Setapak Langkah – 22 April 2026 | Setelah beberapa minggu menahan dampak erupsi Gunung Lewotobi Laki-laki, warga Desa Pululera, Kabupaten Flores Timur, mulai menyiapkan lahan kembali untuk menanam padi, jagung, dan sayuran. Aktivitas pertanian yang sempat terhenti akibat abu vulkanik dan kerusakan infrastruktur kini menunjukkan tanda-tanda pemulihan.
Kerusakan dan Tantangan Awal
Erupsi pada akhir bulan lalu menebarkan abu tebal hingga beberapa meter, menutupi ladang, menutup saluran irigasi, dan menurunkan kualitas tanah. Banyak petani kehilangan bibit dan peralatan, sementara akses jalan utama terputus karena longsor.
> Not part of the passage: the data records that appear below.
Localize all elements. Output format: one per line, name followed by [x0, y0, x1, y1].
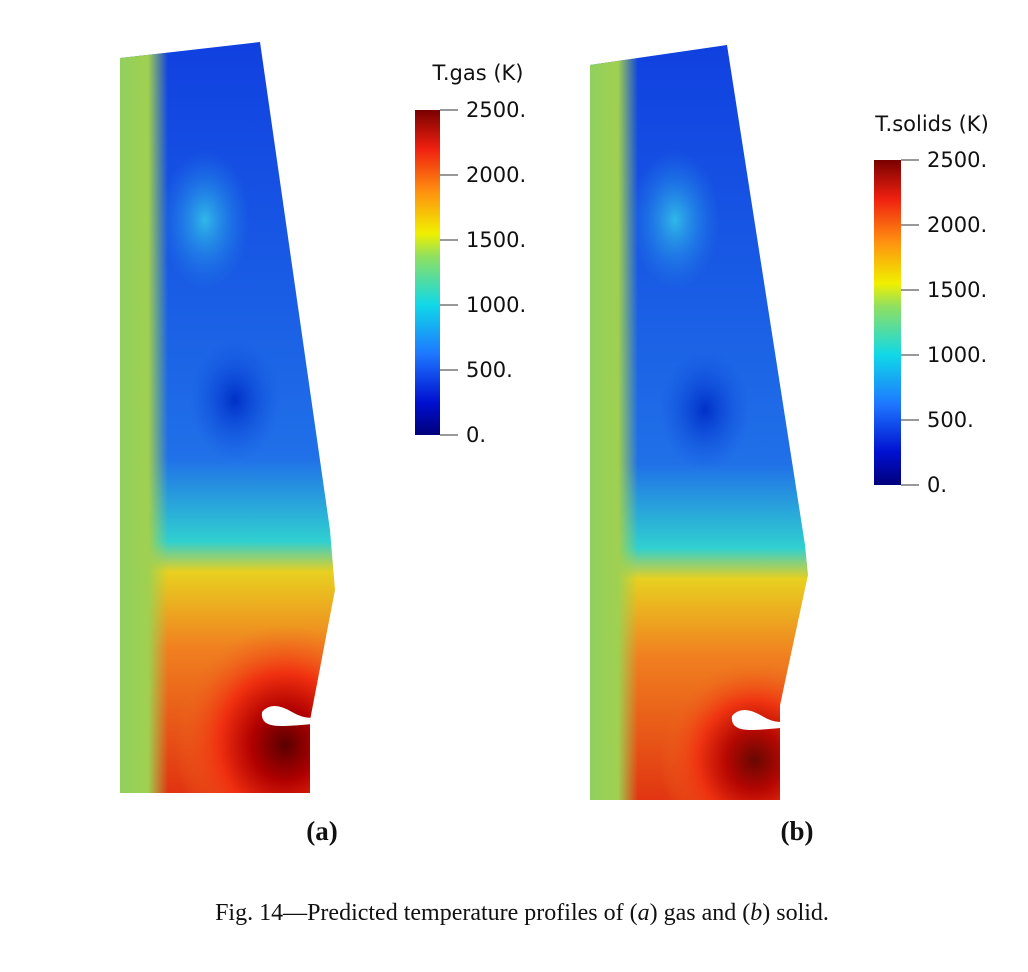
caption-text: ) gas and ( — [650, 900, 751, 926]
colorbar-title: T.solids (K) — [874, 112, 989, 136]
caption-text: b — [750, 900, 762, 926]
colorbar-title: T.gas (K) — [432, 61, 524, 85]
tick-label: 500. — [466, 358, 513, 382]
tick-label: 500. — [927, 408, 974, 432]
panel-label: (b) — [781, 816, 814, 846]
panel-label: (a) — [306, 816, 337, 846]
caption-text: ) solid. — [762, 900, 829, 926]
tick-label: 2000. — [466, 163, 526, 187]
tick-label: 2000. — [927, 213, 987, 237]
colorbar: T.solids (K) 0. 500. 1000. 1500. 2000. 2500. — [874, 112, 989, 497]
contour-field-b — [590, 45, 808, 800]
tick-label: 1000. — [466, 293, 526, 317]
colorbar: T.gas (K) 0. 500. 1000. 1500. 2000. 2500. — [415, 61, 526, 447]
tick-label: 1500. — [927, 278, 987, 302]
colorbar-scale — [415, 110, 440, 435]
tick-label: 0. — [466, 423, 486, 447]
caption-text: Fig. 14—Predicted temperature profiles o… — [215, 900, 638, 926]
tick-label: 2500. — [927, 148, 987, 172]
tick-label: 0. — [927, 473, 947, 497]
colorbar-scale — [874, 160, 901, 485]
tick-label: 1500. — [466, 228, 526, 252]
tick-label: 1000. — [927, 343, 987, 367]
caption-text: a — [638, 900, 650, 926]
tick-label: 2500. — [466, 98, 526, 122]
contour-field-a — [120, 42, 335, 793]
caption: Fig. 14—Predicted temperature profiles o… — [215, 900, 829, 926]
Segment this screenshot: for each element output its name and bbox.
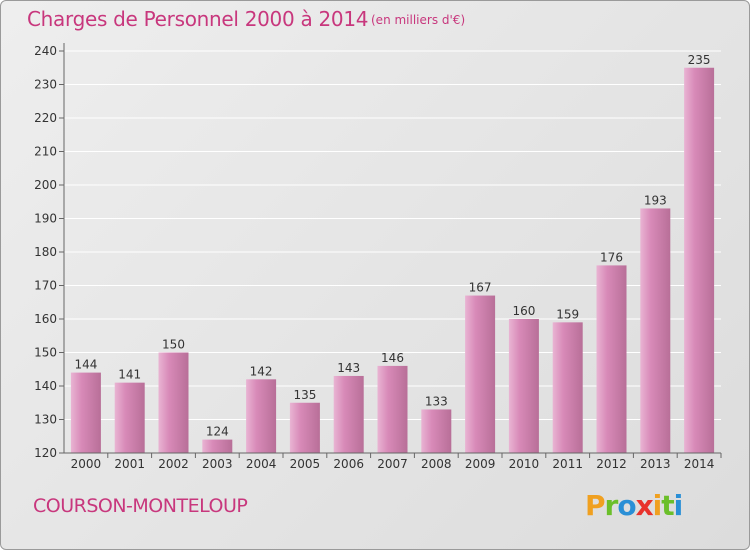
chart-subtitle: (en milliers d'€) bbox=[371, 13, 466, 27]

Upaya Pemerintah dan Lembaga Relawan
Pemerintah Kabupaten Flores Timur bersama Badan Penanggulangan Bencana Daerah (BPBD) serta sejumlah LSM mengirimkan bantuan berupa pupuk, bibit unggul, dan peralatan pertanian ringan. Tim teknis tanah juga melakukan analisis kimia untuk memastikan keamanan lahan sebelum ditanami kembali.
Langkah-Langkah Pemulihan di Lapangan
- Menggali kembali saluran irigasi yang tersumbat abu.
- Mengolah tanah dengan bahan organik untuk menetralkan keasaman.
- Distribusi bibit padi varietas tahan abu dan pupuk bersubsidi.
- Penyuluhan teknik pertanian adaptif bagi petani setempat.
Harapan dan Prospek Ekonomi
Dengan lahan yang mulai dapat ditanami, para petani mengharapkan hasil panen pertama dapat tercapai pada musim tanam berikutnya. Pemerintah menargetkan peningkatan produksi pertanian desa sebesar 15‑20% dibandingkan tahun sebelumnya, sebagai bagian dari program pemulihan ekonomi pasca bencana.
Komunitas juga berencana mengembangkan pasar lokal untuk hasil pertanian, sekaligus mempromosikan wisata agro‑ekologi yang menggabungkan keindahan alam Lewotobi dengan produk pertanian organik.